When a breastfeeding mom was asked to leave the Hirshhorn to take care of her baby's needs elsewhere, it seemed an especially ridiculous request from an art museum. The entire history of art is filled with naked women, after all, from the Venus of Willendorf to Manet's "Olympia."

"That this could happen … in an art museum (where breasts and nipples and even the act of breastfeeding are often the subject of sculptures and paintings) clearly means we have more work to do," said LJ Pelham in a Facebook invitation for a nurse-in that she's organizing at the museum this Saturday. Pelham encourages mothers to bring their babies to the museum and publicly exercise their right to feed their children in public, as federal laws permit.

But at the Hirshhorn, the Smithsonian's modern and contemporary art museum, the breasts, nipples and breastfeeding on display won't come from the art, but rather, the nursing moms of Saturday's demonstration. In the museum's current exhibits, abstract and minimalist art prevails over paintings with skin, and this reporter counted only five paintings that contained bare breasts. All five of them were DeKooning's monstrous paintings of women, so they were barely recognizable as breasts, anyway.

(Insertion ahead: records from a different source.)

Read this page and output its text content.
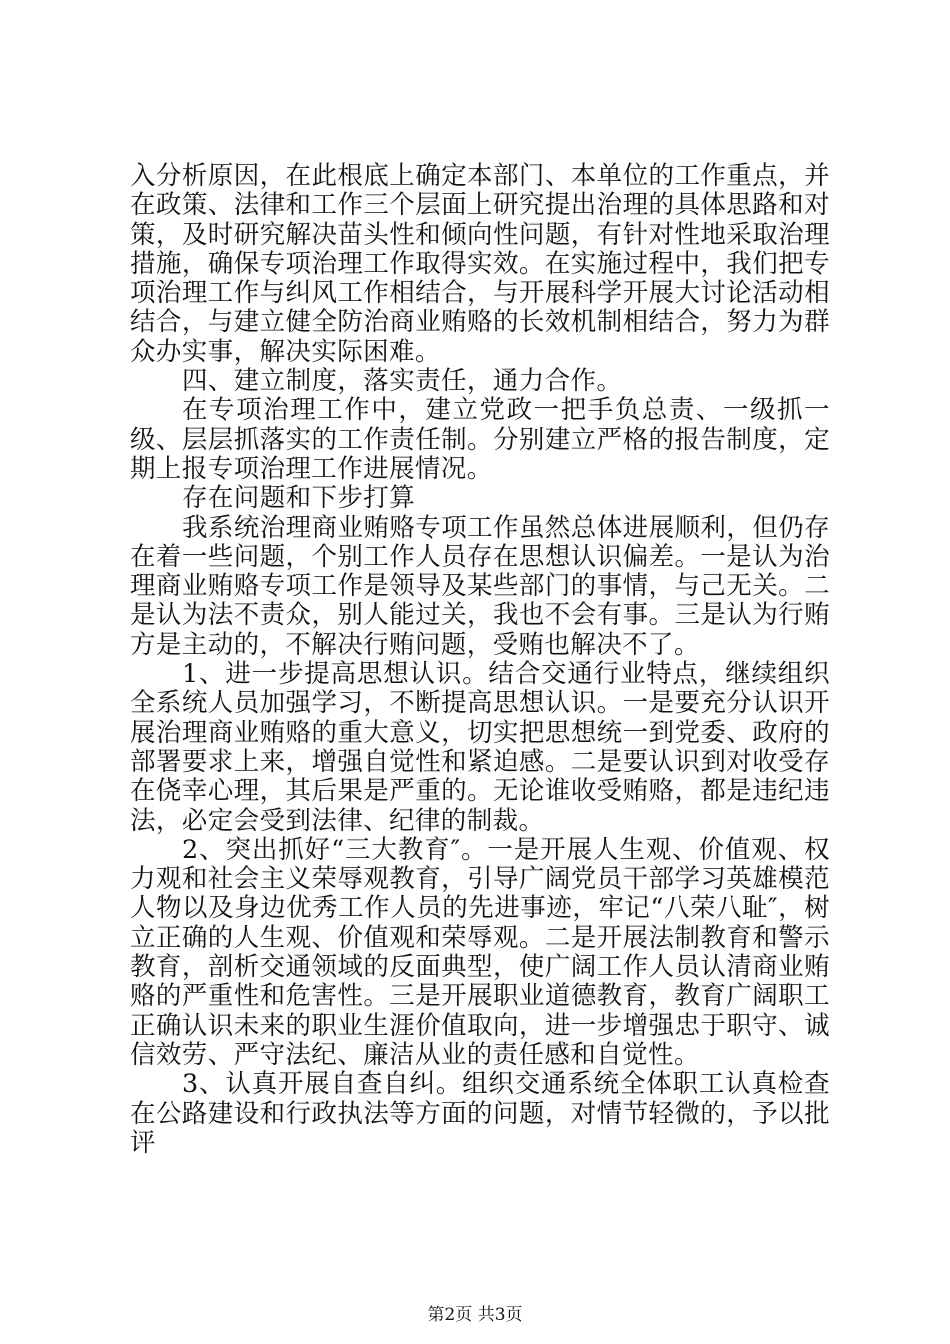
入分析原因，在此根底上确定本部门、本单位的工作重点，并在政策、法律和工作三个层面上研究提出治理的具体思路和对策，及时研究解决苗头性和倾向性问题，有针对性地采取治理措施，确保专项治理工作取得实效。在实施过程中，我们把专项治理工作与纠风工作相结合，与开展科学开展大讨论活动相结合，与建立健全防治商业贿赂的长效机制相结合，努力为群众办实事，解决实际困难。

四、建立制度，落实责任，通力合作。

在专项治理工作中，建立党政一把手负总责、一级抓一级、层层抓落实的工作责任制。分别建立严格的报告制度，定期上报专项治理工作进展情况。

存在问题和下步打算

我系统治理商业贿赂专项工作虽然总体进展顺利，但仍存在着一些问题，个别工作人员存在思想认识偏差。一是认为治理商业贿赂专项工作是领导及某些部门的事情，与己无关。二是认为法不责众，别人能过关，我也不会有事。三是认为行贿方是主动的，不解决行贿问题，受贿也解决不了。

1、进一步提高思想认识。结合交通行业特点，继续组织全系统人员加强学习，不断提高思想认识。一是要充分认识开展治理商业贿赂的重大意义，切实把思想统一到党委、政府的部署要求上来，增强自觉性和紧迫感。二是要认识到对收受存在侥幸心理，其后果是严重的。无论谁收受贿赂，都是违纪违法，必定会受到法律、纪律的制裁。

2、突出抓好“三大教育″。一是开展人生观、价值观、权力观和社会主义荣辱观教育，引导广阔党员干部学习英雄模范人物以及身边优秀工作人员的先进事迹，牢记“八荣八耻″，树立正确的人生观、价值观和荣辱观。二是开展法制教育和警示教育，剖析交通领域的反面典型，使广阔工作人员认清商业贿赂的严重性和危害性。三是开展职业道德教育，教育广阔职工正确认识未来的职业生涯价值取向，进一步增强忠于职守、诚信效劳、严守法纪、廉洁从业的责任感和自觉性。

3、认真开展自查自纠。组织交通系统全体职工认真检查在公路建设和行政执法等方面的问题，对情节轻微的，予以批评

第2页 共3页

In short: You will not see a single realistic nude at the Hirshhorn right now unless you attend Saturday's nurse-in.

John Currin
John Currin, "The Pink Tree."

It hasn't always been this way. The Hirshhorn's 2008 show Strange Bodies was full of flesh. There, John Currin's buxom ladies of "The Pink Tree," in quite possibly the Hirshhorn's most mammary acquisition ever, were on display. For equality's sake, there was also a very large naked man: Ron Mueck's popular sculpture "Untitled (Big Man)." Go back a few more years and Ana Mendieta's bared breasts adorned gallery walls for her retrospective in 2004. More recently, a film of Yves Klein's performance art featured naked women slathering blue paint on their breasts and pressing themselves to a canvas to create work like "Untitled Anthropometry" (above).

The Phillips, National Gallery, Portrait Gallery, and Corcoran all have work with bare breasts in their collections, as well – and to this reporter's knowledge, there haven't been any incidents of women getting the boot for breastfeeding there (but moms, feel free to correct me). A cursory search of the National Gallery's limited online collection reveals several naked ladies on display, from François Boucher's "The Bath of Venus" to Augustin Pajou's sculpture "Calliope." To take a giant logical leap: Perhaps guards who spend more time around art with nudity are conditioned to be less squeamish about a woman's right to publicly breastfeed?

The Hirshhorn, of course, has apologized to the mom who was treated rudely at the museum, and publicist Erin Baysden tells our Amanda Hess that the museum welcomes the nurse-in demonstration this weekend. Since the apology has been accepted, the moms should frame it as a giant piece of performance art. It has many of the elements of such already: Public nudity, an elevation of the mundane, ephemerality, and a direct communication with the audience. And for two hours, it will show more flesh than the Hirshhorn's entire collection.